We made a fairly rapid descent back to the car, trying to keep ahead of the swarming clouds of bugs that were determined to eat us alive. The round trip took just over five hours, and in terms of bang for the buck it was a fantastic hike. Highly recommended.

Third akneeversary

I wanted to say “Happy third birthday, Frankenknee,” but the truth is that I haven’t used that name for my left knee in a very long time. I’m so happy with all the places it’s taken me, and excited for all the mountains that are still to come.

Third akneeversary

Goat Mountain hike

This weekend we headed up to Grouse Mountain for a hike to Goat, the peak that’s visible between Grouse itself and the distinctive bumps of the Crown and Camel when you look up from Vancouver. It was really neat to explore some of the wilder backcountry behind Grouse, which is a far cry from the family-friendly activities near the Chalet.

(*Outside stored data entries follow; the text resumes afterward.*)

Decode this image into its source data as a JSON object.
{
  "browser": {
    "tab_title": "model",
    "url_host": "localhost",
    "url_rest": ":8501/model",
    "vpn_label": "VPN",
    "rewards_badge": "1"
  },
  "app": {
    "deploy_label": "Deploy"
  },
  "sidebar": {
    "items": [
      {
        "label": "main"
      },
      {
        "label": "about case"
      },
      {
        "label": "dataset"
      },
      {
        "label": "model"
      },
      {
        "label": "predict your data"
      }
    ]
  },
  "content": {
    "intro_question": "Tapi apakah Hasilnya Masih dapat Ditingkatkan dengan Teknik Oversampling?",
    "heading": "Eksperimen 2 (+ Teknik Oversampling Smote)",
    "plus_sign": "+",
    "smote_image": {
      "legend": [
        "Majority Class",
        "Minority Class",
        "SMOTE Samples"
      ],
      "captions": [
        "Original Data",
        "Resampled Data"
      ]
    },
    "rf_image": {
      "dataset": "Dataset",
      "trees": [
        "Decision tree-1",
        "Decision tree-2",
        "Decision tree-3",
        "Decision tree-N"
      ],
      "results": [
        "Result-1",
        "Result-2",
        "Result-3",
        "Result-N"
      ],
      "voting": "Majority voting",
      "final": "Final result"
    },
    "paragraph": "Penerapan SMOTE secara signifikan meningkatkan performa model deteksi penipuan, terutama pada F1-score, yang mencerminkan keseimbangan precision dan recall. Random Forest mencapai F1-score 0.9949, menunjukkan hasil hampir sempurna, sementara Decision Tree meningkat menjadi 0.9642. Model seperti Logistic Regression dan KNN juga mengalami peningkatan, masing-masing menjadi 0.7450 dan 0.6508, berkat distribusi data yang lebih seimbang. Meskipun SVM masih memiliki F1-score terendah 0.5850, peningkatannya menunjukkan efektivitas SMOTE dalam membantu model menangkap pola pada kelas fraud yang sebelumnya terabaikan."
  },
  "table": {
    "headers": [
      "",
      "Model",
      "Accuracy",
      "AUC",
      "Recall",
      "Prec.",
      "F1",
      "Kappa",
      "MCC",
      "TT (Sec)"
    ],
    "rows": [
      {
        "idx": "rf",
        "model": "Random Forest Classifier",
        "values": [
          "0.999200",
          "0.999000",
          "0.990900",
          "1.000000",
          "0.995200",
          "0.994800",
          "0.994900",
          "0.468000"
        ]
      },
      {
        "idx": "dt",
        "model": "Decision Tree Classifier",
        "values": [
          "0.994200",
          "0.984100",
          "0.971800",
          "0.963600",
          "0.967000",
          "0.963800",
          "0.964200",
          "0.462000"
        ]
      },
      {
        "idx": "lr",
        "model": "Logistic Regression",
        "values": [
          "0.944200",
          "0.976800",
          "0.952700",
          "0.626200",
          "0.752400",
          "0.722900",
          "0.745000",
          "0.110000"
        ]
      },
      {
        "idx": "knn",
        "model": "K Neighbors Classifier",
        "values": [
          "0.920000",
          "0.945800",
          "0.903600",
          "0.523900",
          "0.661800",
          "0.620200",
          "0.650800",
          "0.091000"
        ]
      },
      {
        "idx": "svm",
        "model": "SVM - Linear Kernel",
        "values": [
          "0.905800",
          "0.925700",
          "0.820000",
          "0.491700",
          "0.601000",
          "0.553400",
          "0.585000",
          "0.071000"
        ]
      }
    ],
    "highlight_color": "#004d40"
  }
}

Goat Mountain viewsWe went out with the Vancouver Adventure Hiking, Scrambling and Snowshoe Meetup group. These guys have been organizing some really great looking trips, but with a busy ski schedule in the winter it was hard to make the dates line up. This was a perfect opportunity to get to know the group: a short, easy hike, with enough variance in the conditions to make it interesting.

We set out on the route that Grouse converts to the Snowshoe Grind in the winter, along Whistler Water Way and then up the trail to Dam Mountain. I wasn’t sure how much snow would be remaining given the recent hot weather, but our group leader Dan had encouraged everyone to come prepared and we ran into the snowline a very short distance along the trail. I hadn’t been able to find our microspikes so I went for total overkill and threw in the crampons, along with my ice axe. The axe actually proved kind of useful but the snow was far too soft to justify the crampons.

Crown and CamelWe ate lunch at Little Goat peak, with spectacular views across to the Crown and Camel (a hike I’m lining up for a future date). Then it was back onto the snow to head for Goat itself. We’d been warned off the traverse above Kennedy Lake by a park ranger, but in fact when we got there the trail was snow-free and easy to manage. After that it was a brief scramble up to Goat Ridge, and an easy climb to the peak.

Goat PeakIt was a lovely day out with a really nice group of people, and an excellent opportunity to see just what lies beyond the ropes at Grouse in the summer. An interesting postscript came later that night, when I read on Facebook that NSR had just carried out a heli extraction of two hikers from Goat Ridge. Not expecting to find such deep snow, they’d lost the trail and called for help as darkness fell. It was a good reminder that even a relatively easy, fun hike can turn bad when you’re not prepared for the conditions.